Those would be harmless, the proteins. Whereas the current, old-fashioned vaccine is really very toxic. We see those people, and those reactions that they get, many are really nasty and painful. It was something people were used to, but nowadays, our health system wouldn’t allow new products out with that kind of a toxicity profile. So anything that would be developed today would have to be much more benign.

Tell me a little about what you’re working on with your partners in England.

We’re working with them on Francisella tularensis, in collaboration with Rick Titball’s group at the Defense Science and Technology Laboratories in Proton Down England.

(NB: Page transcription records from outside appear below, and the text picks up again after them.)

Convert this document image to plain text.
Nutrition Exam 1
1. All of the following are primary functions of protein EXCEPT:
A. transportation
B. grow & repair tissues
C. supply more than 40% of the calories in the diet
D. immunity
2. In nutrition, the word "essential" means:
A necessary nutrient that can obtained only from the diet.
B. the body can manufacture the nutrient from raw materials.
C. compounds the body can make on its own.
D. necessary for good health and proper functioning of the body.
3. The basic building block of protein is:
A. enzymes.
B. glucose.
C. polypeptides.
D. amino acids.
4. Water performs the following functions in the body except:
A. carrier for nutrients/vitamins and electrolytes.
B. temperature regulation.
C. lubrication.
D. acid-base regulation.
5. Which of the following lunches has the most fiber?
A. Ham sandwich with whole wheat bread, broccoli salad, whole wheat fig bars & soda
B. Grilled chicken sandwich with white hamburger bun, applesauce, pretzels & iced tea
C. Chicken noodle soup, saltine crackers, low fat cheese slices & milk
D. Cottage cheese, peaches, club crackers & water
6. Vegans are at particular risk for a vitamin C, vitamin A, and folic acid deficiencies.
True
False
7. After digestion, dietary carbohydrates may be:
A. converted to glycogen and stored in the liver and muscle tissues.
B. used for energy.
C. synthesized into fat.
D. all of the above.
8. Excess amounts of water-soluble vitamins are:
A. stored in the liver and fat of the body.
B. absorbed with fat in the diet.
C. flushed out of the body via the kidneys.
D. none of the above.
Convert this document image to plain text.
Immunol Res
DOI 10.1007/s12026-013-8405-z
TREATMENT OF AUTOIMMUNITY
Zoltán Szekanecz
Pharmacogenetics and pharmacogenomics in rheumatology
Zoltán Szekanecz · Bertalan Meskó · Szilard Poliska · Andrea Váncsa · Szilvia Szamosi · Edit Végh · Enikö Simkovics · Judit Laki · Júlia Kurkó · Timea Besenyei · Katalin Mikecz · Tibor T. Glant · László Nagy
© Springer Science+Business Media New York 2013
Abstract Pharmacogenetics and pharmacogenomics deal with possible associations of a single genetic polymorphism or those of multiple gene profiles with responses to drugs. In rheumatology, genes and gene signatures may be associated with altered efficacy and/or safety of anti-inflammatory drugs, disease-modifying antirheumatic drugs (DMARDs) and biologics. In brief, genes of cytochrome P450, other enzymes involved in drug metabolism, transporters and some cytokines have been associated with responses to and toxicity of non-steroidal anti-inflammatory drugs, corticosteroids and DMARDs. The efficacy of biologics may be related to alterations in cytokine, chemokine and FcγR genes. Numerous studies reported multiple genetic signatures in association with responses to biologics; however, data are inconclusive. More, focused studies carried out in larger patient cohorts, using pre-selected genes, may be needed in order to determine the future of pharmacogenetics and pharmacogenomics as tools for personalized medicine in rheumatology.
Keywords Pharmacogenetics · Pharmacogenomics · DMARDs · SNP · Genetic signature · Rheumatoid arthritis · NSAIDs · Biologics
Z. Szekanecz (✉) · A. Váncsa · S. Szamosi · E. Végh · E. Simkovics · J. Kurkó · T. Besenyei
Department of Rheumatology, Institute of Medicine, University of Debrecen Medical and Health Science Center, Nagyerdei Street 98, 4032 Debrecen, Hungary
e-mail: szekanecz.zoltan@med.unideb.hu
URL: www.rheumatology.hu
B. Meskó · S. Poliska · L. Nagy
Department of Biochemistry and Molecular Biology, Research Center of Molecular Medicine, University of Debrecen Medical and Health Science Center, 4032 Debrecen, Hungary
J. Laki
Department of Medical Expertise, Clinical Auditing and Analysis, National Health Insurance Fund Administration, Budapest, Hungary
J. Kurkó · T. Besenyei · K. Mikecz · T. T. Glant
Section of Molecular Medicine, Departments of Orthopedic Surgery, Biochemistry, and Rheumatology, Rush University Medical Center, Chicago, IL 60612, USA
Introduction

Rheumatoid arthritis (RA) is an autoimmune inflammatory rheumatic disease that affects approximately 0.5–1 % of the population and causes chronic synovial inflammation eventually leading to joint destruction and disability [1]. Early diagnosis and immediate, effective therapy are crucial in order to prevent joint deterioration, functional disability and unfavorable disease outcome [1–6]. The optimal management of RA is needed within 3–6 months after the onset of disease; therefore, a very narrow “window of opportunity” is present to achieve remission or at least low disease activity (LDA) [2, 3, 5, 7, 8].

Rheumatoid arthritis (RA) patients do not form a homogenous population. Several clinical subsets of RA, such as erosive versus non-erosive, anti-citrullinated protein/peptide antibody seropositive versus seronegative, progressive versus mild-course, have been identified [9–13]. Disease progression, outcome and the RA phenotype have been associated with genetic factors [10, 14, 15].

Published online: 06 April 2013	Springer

We have a grant now to do what I’ve been describing to you — not on malaria, but for Francisella tularensis. It’s a bacteria with 2,000 genes. So we go through this process I described, make all the genes and proteins, and use the proteins to monitor immune responses from infected animals, and also from infected people. The animal studies require a special facility because [F. tularensis] is so infectious. In Porton Down, they have one of the most advanced centers for being able to do animal work on really dangerous organisms. Things we can do here we’ll do, but things that require work with live organisms, go on there.

Is your work being funded as part of an RCE? (see PM 8-1-03, 9-12-03)

It’s not from an RCE. But it is under the NIH biodefense program. We have several other projects that are still pending with the NIH — a smallpox project, and we have a plague project with Porton Down. Then there’s another organism called Burkholderia pseudomallei — it’s like F. tularensis actually — it’s an intracellular gram negative bacteria. A lot of these dangerous ones seem to be intracellular organisms.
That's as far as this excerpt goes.